Swifter than the wings of fame, she beat the happy pavement by such a star made firmament, which now no more the roof envies & interjects, "It was your idea."
"My idea?" A puff of cigar smoke swells up high with Atlas even, bearing the brighter, nobler heaven & in her, all the deities.
"Sure," she explains, looking for a vase, as if each step trods out a lover's thought & the ambitious hopes he brought, chained to her brave feet with such art. "You know Amarantha just got out of the hospital & you told me when I visit her, I should take her flowers. Remember?"
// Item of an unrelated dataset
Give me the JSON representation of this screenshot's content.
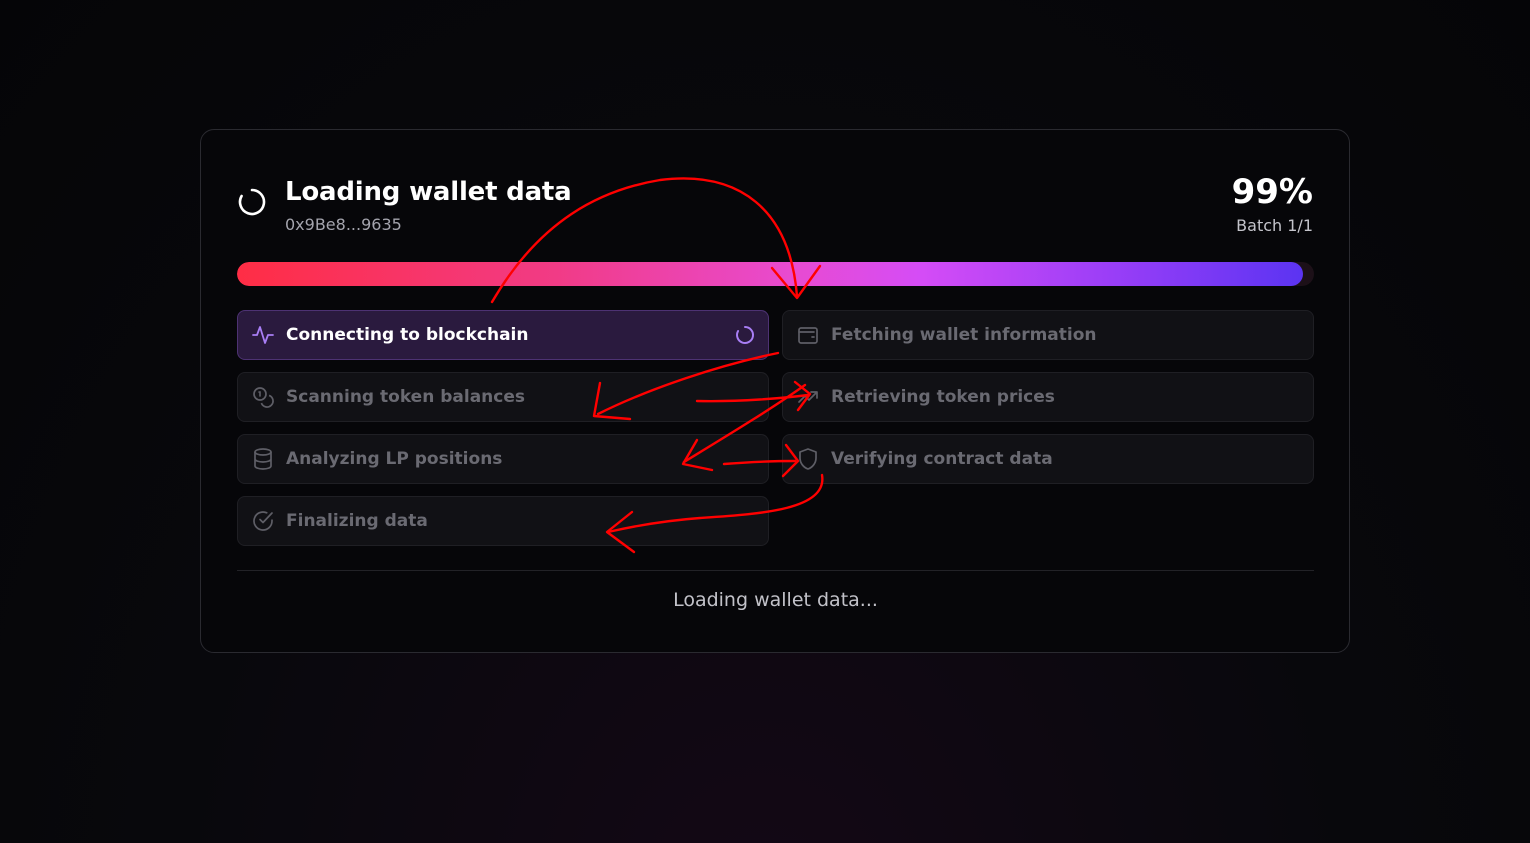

"Yes, of course." Such sweet command & gentle awe as when she ceased, pausing to place the flowers in the vase, we sighing saw the floor lay paved with broken hearts.
"Well, I went to see her this afternoon &--" So did she move, so did she sing like the harmonious spheres that bring unto their rounds music's aid. "I thought about what you said & when she left the room, I took her flowers."
Which she performed such a way as all the enamored world will say the Graces danced & Apollo played.